How often do we look at an artwork and think not only of its antiquity but also of the age of our planet? Can the consideration of an artist’s biography be set meaningfully within the history of the successive stages of life on Earth? Could art history offer a means to foster affection and stewardship of our shared, planetary home? The Anthropocene thesis that human activities, due to their prevalence and range, now constitute a major factor altering Earth’s systems implies the convergence of human history with geological history, spurring new questions for art history. This lecture takes landscape paintings of Song-dynasty scholar-artist Li Gonglin as a point of departure to explore intersections of earth’s history and art history.
De-nin D. Lee is Professor of Art History and, currently, the Assistant Dean in the School of Film, Television, and Media Arts at Emerson College in Boston, Massachusetts.
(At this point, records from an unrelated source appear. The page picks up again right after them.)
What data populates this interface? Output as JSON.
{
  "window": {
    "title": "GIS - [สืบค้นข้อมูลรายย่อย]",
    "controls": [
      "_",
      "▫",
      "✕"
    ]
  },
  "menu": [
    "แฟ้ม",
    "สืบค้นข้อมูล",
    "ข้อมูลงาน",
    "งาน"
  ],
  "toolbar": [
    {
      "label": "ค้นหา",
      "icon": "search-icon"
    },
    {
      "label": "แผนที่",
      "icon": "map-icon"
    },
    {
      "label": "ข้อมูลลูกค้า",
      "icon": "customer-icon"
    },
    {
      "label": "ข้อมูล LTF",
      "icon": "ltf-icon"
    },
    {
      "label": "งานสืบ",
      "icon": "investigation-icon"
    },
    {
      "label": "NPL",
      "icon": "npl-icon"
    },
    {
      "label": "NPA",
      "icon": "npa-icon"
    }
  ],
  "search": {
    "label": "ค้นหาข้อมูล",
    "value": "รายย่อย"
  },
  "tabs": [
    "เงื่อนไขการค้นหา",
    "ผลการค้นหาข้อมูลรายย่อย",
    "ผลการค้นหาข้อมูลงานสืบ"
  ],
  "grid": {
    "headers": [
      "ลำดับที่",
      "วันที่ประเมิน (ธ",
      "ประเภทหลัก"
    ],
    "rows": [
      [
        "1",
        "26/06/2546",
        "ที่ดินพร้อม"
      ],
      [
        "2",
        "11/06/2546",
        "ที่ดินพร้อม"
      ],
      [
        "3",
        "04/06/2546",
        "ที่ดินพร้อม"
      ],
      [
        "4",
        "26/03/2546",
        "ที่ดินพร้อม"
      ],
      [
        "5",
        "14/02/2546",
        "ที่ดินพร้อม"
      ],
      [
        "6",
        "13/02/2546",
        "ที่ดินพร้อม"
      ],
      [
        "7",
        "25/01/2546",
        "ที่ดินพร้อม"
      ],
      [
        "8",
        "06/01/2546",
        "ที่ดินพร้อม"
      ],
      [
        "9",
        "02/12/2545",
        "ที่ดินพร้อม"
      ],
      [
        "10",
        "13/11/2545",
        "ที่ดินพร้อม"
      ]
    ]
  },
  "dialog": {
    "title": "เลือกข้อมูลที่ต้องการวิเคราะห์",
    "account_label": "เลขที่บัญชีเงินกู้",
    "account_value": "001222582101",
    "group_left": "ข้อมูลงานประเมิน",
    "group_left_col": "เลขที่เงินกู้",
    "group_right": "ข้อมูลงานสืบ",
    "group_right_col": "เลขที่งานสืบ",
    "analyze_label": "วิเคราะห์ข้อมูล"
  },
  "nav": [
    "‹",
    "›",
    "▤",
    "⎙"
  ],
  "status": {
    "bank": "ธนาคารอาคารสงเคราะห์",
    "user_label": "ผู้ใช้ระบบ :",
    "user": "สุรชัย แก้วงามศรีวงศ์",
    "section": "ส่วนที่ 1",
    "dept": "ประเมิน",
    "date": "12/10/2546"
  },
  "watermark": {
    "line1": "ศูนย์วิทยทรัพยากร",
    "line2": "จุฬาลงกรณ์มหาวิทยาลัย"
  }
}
She earned her master’s and doctoral degrees in art history from Williams College and Stanford University, respectively. She is author of The Night Banquet: A Chinese Scroll through Time (2010), editor of Eco–Art History in East and Southeast Asia (2019), and co-author of The History of Art: A Global View (2022) and The History of Asian Art: A Global View (2023). Dr. Lee’s current research focuses on the intersection of Chinese landscape and environment. Her ecocritical work has been published in Verge, Journal of Song-Yuan Studies, Picture Ecology: Art and Ecocriticism in Planetary Perspective (2021), and the forthcoming Methods for Ecocritical Art History (Manchester University Press, 2026).
Friday, January 30th, 2026
Dr. Gennifer Weisenfeld - TBA
Eskenazi Museum of Art - Martin Commons in the 2nd floor Center for Education | 4:00 p.m.
Dr. Gennifer Weisenfeld is a Professor of Art and Art History from Duke University.
Please check back soon for more information on this upcoming lecture.
Friday, March 6th, 2026
Dr. Kirsten Pai Buick - TBA
Eskenazi Museum of Art - Martin Commons in the 2nd floor Center for Education | 4:00 p.m.
Dr. Kirsten Pai Buick is a Professor of Art History at the University of New Mexico.
Please check back soon for more information on this upcoming lecture.
Friday, March 27th, 2026
Dr. Sampada Aranke - TBA
Eskenazi Museum of Art - Martin Commons in the 2nd floor Center for Education | 4:00 p.m.
Dr. Sampada Aranke is Associate Professor of Art History and Comparative Studies at The Ohio State University.